Following the American Civil War, the movement towards a mixed economy accelerated with even more protectionism and government regulation. In the 1880s and 1890s, significant tariff increases were enacted (see the McKinley Tariff and Dingley Tariff). Moreover, with the enactment of the Interstate Commerce Act of 1887, the Sherman Anti-trust Act, the federal government began to assume an increasing role in regulating and directing the country's economy.
Monopolism
- See also: Gilded Age and Progressive Era
In the late 19th century, the control and direction of large areas of industry came into the hands of financiers. This period has been defined as state capitalism, state monopoly capitalism, or corporate capitalism,[80][83][84] characterized by the subordination of processes of production to the accumulation of profits in a financial system.[18] Major characteristics of capitalism in this period included the establishment of large industrial cartels or monopolies; the ownership and management of industry by financiers divorced from the production process; and the development of a complex system of banking, an equity market, and corporate holdings of capital through stock ownership.[18] Increasingly, large industries and land became the subject of profit and loss by financial speculators.

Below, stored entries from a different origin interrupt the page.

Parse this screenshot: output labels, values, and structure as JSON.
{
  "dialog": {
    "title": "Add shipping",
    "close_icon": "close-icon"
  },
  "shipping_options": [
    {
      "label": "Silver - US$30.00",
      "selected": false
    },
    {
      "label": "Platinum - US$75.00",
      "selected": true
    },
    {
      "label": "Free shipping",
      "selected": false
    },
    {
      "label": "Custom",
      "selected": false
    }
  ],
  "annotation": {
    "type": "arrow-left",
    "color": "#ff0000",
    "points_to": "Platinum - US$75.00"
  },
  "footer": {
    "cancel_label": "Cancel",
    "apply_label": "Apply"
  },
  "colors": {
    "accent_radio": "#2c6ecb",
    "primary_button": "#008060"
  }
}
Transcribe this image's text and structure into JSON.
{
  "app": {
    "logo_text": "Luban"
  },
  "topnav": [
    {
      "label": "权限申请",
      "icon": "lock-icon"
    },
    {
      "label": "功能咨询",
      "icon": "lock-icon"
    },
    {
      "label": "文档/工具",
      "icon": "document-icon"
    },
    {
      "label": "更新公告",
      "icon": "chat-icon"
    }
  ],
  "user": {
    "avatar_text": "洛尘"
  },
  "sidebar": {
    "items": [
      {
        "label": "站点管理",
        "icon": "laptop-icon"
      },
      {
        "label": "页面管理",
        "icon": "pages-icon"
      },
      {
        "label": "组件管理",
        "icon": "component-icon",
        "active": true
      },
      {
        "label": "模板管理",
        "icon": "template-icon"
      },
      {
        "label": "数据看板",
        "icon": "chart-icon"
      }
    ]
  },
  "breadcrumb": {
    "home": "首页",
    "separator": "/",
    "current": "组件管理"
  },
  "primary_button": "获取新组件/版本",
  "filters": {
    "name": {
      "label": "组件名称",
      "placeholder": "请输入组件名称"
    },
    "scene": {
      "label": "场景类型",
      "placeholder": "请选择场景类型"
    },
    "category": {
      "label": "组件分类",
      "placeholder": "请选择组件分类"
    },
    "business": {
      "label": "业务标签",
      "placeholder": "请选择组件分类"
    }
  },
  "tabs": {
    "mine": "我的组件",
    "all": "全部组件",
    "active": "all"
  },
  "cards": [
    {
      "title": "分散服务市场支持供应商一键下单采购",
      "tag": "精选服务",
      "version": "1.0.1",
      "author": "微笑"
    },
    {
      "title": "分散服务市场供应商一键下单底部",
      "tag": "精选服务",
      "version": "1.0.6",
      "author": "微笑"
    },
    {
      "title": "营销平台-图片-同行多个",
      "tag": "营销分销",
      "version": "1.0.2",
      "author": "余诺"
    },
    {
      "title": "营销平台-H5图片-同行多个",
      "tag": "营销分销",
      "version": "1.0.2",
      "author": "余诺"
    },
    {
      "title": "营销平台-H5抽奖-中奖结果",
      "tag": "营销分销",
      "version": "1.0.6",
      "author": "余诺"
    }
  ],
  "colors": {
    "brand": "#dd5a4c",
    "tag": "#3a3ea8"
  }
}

From about the American Civil War[85][86] to the early 20th century, capitalism has also been increasingly influenced by large, monopolistic corporations. The oil, telecommunication, railroad, shipping, banking and financial industries are characterized by its monopolistic domination. Inside these corporations, a division of labor separates shareholders, owners, managers, and actual laborers.[87] Although the concept of monopoly capitalism originated among Marxist theorists,[88] non-Marxist economic historians have also commented on the rise of monopolies and trusts in the period. Murray Rothbard, asserting that the large cartels of the late 19th century could not arise on the free market, argued that the 'state monopoly capitalism' of the period was the result of interventionist policies adopted by governments, such as tariffs, quotas, licenses, and partnership between state and big business.[85]
By the last quarter of the 19th century, the emergence of large industrial trusts had provoked legislation in the U.S. to reduce the monopolistic tendencies of the period. Gradually, during this Progressive Era, the U.S. federal government played a larger and larger role in passing antitrust laws and regulation of industrial standards for key industries of special public concern. However, contemporary, non-bourgeois economic historians believe these new laws were in fact designed to aid large corporations at the expense of smaller competitors.[89] By the end of the 19th century, economic depressions and boom and bust business cycles had become a recurring problem, although such problems were most likely caused by government intervention (according to the bourgeoisie of the time), not failures in free markets (Rand 1967, Friedman 1962, Bernstein 2005). In particular, the Long Depression of the 1870s and 1880s and the Great Depression of the 1930s affected almost the entire capitalist world, and generated discussion about capitalism’s long-term survival prospects. In the early 20th century, a succession of U.S. Presidents, beginning with Warren Harding's 'Return to Normalcy,' the state decreased taxation rates, with the Revenue Act of 1924 and 1926. This allowed for the prosperity of 'The Roaring Twenties,' but later was said to be largely responsible for the Great Depression.[90] During the 1930s, Marxist commentators often posited the possibility of capitalism's decline or demise, often in alleged contrast to the ability of the Soviet Union to avoid suffering the effects of the global depression.[91]